Zur Hölle mit dem renommierten Kabarettpreis: Der Musik-Comedian Norbert Bürger hat das Passauer
Scharfrichterbeil gewonnen.
Da kommt einer mit wildem Blümchenhemd, Lederhose, scharf gezogenem Scheitel und ebenso scharf nach unten gezogenen Mundwinkeln. Er quetscht sich unter komischen Verrenkungen mühsam zwischen zwei Standmikrofonen auf einen Hocker dahinter und verkündet: »I’m a rocker.« Nach den ersten drei Gitarren-Akkorden (mehr scheint er anfangs nicht zu können) und drei Mal gestöhntem »Baby, Baby« weiß man, wie sich ein total verklemmter Spießer gern fühlen möchte.
Der Musiker Norbert Bürger verkörpert diesen grimmigverdrucksten Neurotiker in seinem ersten Solo »Bürger from the Hell«. Und gewann damit im Dezember das große Beil beim renommierten Kabarettwettbewerb des Passauer Scharfrichterhauses. Was schon deshalb ungewöhnlich ist, weil der 49-Jährige nicht mehr als Nachwuchs zählen kann, für den der Preis eigentlich gedacht ist. Bürger ist seit 1978 Berufsmusiker und war im Duo mit Conny Kreitmeier als Orchester Bürger Kreitmeier zehn Jahre lang bis 2007 auf vielen Bühnen präsent. Aber das war eben noch nicht wirklich Kabarett.
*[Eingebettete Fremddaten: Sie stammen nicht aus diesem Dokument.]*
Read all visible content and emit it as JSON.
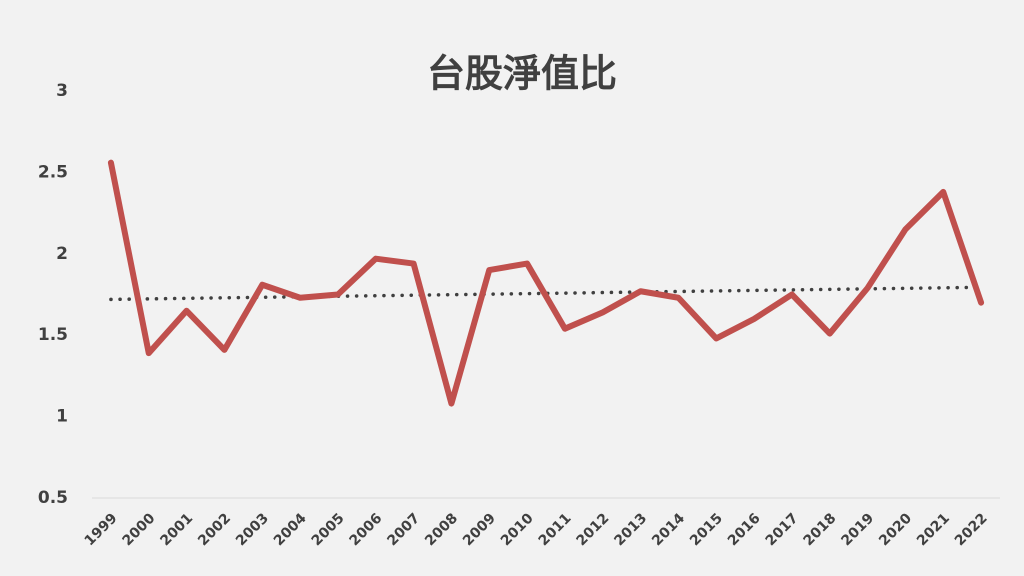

Erst 2016 traute er sich mit der Figur des Möchtegern-Punkrockers allein auf die Bretter und überzeugte als Newcomer-Solist auch die Scharfrichter-Jury.
Seine kabarettistischen Fähigkeiten beweist Norbert Bürger bereits seit einem Jahr im Ensemble der Lach- und Schießgesellschaft: Zwar ist er im Programm »Wer sind wieder wir« in erster Linie für die Musik zuständig, die er auf verschiedensten Instrumenten bestreitet, hat aber auch mitgeschrieben und ist Spielpartner von Caroline Ebner, Sebastian Rüger und Frank Smilgies (die beiden kennt man als Comedy-Duo Ulan & Bator). Nach dem gewaltigen Erfolg des neuen Lach-&-Schieß-Ensembles wäre es
verwunderlich, wenn der Ladenchef Till Hofmann das Quartett nicht zu einem nächsten Programm überreden würde. Da hält sich Bürger noch bedeckt: »Wir sind grade am Festzurren.«
»Ich mach’ mir keine Gedanken mehr, ob das Musik oder Kabarett ist. Es muss geil sein. Echt und pur.«
Der Berufswunsch des Freisingers war von Anfang an klar: »Ich wollte einfach Musik machen.« Möglichst, ohne nebenher jobben zu müssen. Studiert hat Bürger in München Gitarre und im Nebenfach Klavier. Die ersten Gigs mischten sich schnell mit der Kleinkunst. »Mein Ziel war aber immer, von eigenen Projekten zu leben.«Ob man die nun unter Musik-Comedy oder Kabarett verbucht, ist ihm egal. »Es geht darum, sein Ding zu machen. Die eigene Sache«, sagt er. »Ich mach’ mir keine Gedanken mehr, ob das Musik oder Kabarett ist. Es muss geil sein. Echt und pur. Das ist das Einzige, was zählt. Und das Echte muss man in sich selber finden. Klar kann man sich inspirieren lassen, aber man muss bei sich selber bleiben.«
Dafür ist er immer wieder ins kalte Wasser gesprungen. Er hat viele Musiker-Jobs gemacht, drei Jahre im Volkstheater bei Aufführungen gespielt, in den TV-Shows von Helmut Schleich, lange Zeit auch beim Impro-Theater Fast Food. »Da hab’ ich viel gelernt, was warum dramaturgisch auf der Bühne funktioniert – die Impro-Technik ist die Basis für alles. Wenn was Unvorhergesehenes passiert, musst du reagieren. Das hat mir auch geholfen bei der Arbeit im Lach-&-Schieß-Ensemble«, resümiert er.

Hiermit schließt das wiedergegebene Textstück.